Validate that language bindings correctly interoperate.
Update documentation.
Encourage interface authors to evolve their interfaces to use error return types.

Documentation and examples

This is a significant change to FIDL. The language and wire-format documentation would have to be updated to describe the new syntax and how it is serialized. The FIDL tutorial should be updated to give examples of how to use error returns correctly. The API techniques rubric needs to be updated to describe appropriate use of this feature.

Backwards compatibility

Most existing FIDL interfaces will remain compatible with this change. The only breaking change is that error becomes a reserved word.

Performance

There should be very little performance impact.

Security

Standardizing error reporting semantics will simplify code that calls FIDL methods. Explicit is better than implicit.

Testing

This will need tests for fidlc, compatibility tests and probably language binding specific tests to ensure that the bindings are idiomatic.

Drawbacks, alternatives, and unknowns

This adds some complexity to the language but that complexity simply describes semantics that are already implicitly expressed in our interfaces.

One suggestion that this proposal does not encompass is to have a standard error enum that describes the category of error and give hints to a caller on how to proceed. This pattern is common to errno, zx_status_t, and HTTP status codes. Those examples try to capture more detail than we think is appropriate. grpc_status_code is a better model for us, capturing high-level errors. We are considering adding a generic error enum to a standard FIDL library that interface authors can choose to use instead of inventing their own.

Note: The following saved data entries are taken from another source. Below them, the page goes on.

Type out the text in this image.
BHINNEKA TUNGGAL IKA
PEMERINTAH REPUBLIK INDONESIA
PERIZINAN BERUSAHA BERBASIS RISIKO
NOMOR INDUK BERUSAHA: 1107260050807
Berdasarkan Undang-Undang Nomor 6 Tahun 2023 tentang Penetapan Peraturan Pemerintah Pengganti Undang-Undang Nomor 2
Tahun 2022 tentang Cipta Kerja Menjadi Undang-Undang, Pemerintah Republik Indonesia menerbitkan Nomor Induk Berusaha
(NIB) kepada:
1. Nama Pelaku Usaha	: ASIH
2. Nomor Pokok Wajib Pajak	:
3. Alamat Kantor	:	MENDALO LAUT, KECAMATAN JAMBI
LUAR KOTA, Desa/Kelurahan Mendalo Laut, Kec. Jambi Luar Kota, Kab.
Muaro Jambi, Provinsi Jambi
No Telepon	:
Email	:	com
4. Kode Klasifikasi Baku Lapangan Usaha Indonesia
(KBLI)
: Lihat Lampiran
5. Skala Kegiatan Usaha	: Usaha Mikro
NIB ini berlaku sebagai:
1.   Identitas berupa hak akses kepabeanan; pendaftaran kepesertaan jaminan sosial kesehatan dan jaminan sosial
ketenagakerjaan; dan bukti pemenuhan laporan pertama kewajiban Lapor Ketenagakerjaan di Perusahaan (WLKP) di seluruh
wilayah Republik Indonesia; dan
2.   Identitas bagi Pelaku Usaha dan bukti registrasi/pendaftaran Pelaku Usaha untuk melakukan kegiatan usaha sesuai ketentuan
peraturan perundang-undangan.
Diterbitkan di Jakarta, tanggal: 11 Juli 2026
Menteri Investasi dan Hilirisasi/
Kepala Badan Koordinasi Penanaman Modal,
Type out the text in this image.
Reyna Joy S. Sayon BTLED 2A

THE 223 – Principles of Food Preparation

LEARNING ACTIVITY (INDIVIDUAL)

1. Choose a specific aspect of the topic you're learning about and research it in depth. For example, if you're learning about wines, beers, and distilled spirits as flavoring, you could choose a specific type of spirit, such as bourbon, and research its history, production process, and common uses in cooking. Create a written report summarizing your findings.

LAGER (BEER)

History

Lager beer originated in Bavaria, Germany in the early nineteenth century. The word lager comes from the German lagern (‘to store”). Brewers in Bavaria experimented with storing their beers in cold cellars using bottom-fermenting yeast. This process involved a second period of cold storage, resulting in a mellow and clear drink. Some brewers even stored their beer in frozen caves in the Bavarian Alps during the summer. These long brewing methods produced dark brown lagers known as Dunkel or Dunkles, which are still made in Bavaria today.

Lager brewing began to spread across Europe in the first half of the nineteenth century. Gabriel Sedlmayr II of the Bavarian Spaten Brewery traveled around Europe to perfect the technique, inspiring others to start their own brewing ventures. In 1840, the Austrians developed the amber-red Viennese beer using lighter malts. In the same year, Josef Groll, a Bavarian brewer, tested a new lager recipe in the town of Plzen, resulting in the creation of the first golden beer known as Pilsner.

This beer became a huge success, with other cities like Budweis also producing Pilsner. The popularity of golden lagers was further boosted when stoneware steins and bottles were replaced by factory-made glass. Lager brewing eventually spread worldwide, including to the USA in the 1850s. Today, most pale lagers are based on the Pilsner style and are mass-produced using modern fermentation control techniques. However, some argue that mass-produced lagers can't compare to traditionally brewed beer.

There was extensive discussion of how to fold application errors (e.g., record not found) with transport level FIDL errors (e.g., message parsing failed). Currently all transport level FIDL errors result in the channel being closed so there's no error code to fold. We would like to be able to recover from such errors but that will be proposed in a future FTP. Keeping the errors to 32 bits leaves much opportunity open for error folding.

Earlier versions of this proposal allowed errors to be arbitrary data types. This could have encouraged anti-patterns like returning error message strings and would have limited our flexibility as we seek to align errors with epitaphs and re-examine error folding. We're adopting a more conservative idea of error representation for now.